After publishing this, I came to realize I haven’t talked about some of the later developments in XGBoost like leaf-wise tree growth and how tuning the parameters are slightly different for the new faster implementation.

LightGBM, about which we will be talking about in the next blog in the series, implemented leaf-wise tree growth and that led to a huge performance improvement. XGBoost also played catch-up and implemented the leaf-wise strategy in a histogram based tree splitting strategy.

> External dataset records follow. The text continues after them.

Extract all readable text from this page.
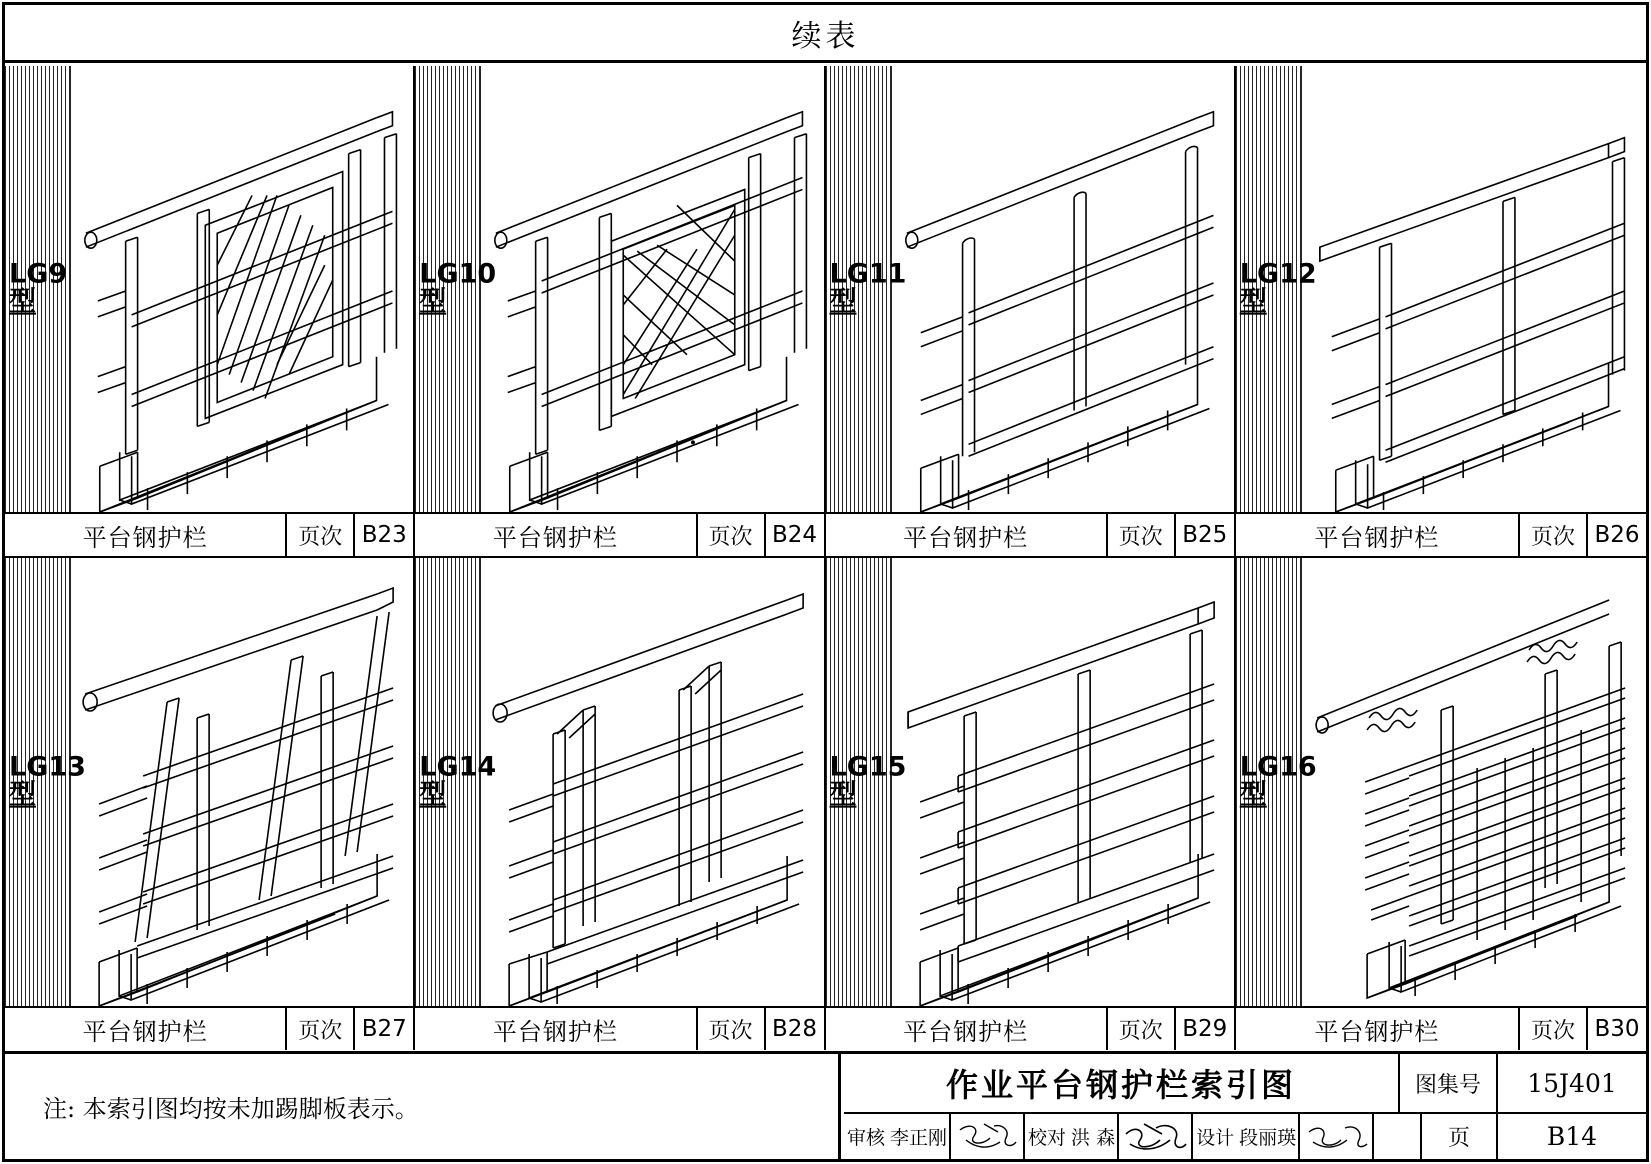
续表
LG9
型
平台钢护栏	页次 B23
LG10
型
平台钢护栏	页次 B24
LG11
型
平台钢护栏	页次 B25
LG12
型
平台钢护栏	页次 B26
LG13
型
平台钢护栏	页次 B27
LG14
型
平台钢护栏	页次 B28
LG15
型
平台钢护栏	页次 B29
LG16
型
平台钢护栏	页次 B30
注: 本索引图均按未加踢脚板表示。
作业平台钢护栏索引图	图集号	15J401
审核 李正刚	校对 洪 森	设计 段丽瑛	页	B14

Leaf-wise growth policy, while faster, also overfits faster if the data is small. Therefore it is quite important to use regularization or cap tree complexity through hyperparameters. But if we just keep tuning max_depth as before to control complexity, it won’t work. num_leaves (which controls the number of leaves in a tree) also need to be tuned together. This is because with the same depth, a leaf-wise tree growing algorithm can make a more complex tree.

You can enable leaf-wise tree building in XGBoost by setting tree_method parameter to “hist” and the grow_policy parameter to “lossguide”

In the next part of our series, let’s look at the one who challenged the king – LightGBM

## References

1. Friedman, Jerome H. Greedy function approximation: A gradient boosting machine. Ann. Statist. 29 (2001), no. 5, 1189–1232.
2. Chen, Tianqi & Guestrin, Carlos. (2016). XGBoost: A Scalable Tree Boosting System. 785-794. 10.1145/2939672.2939785.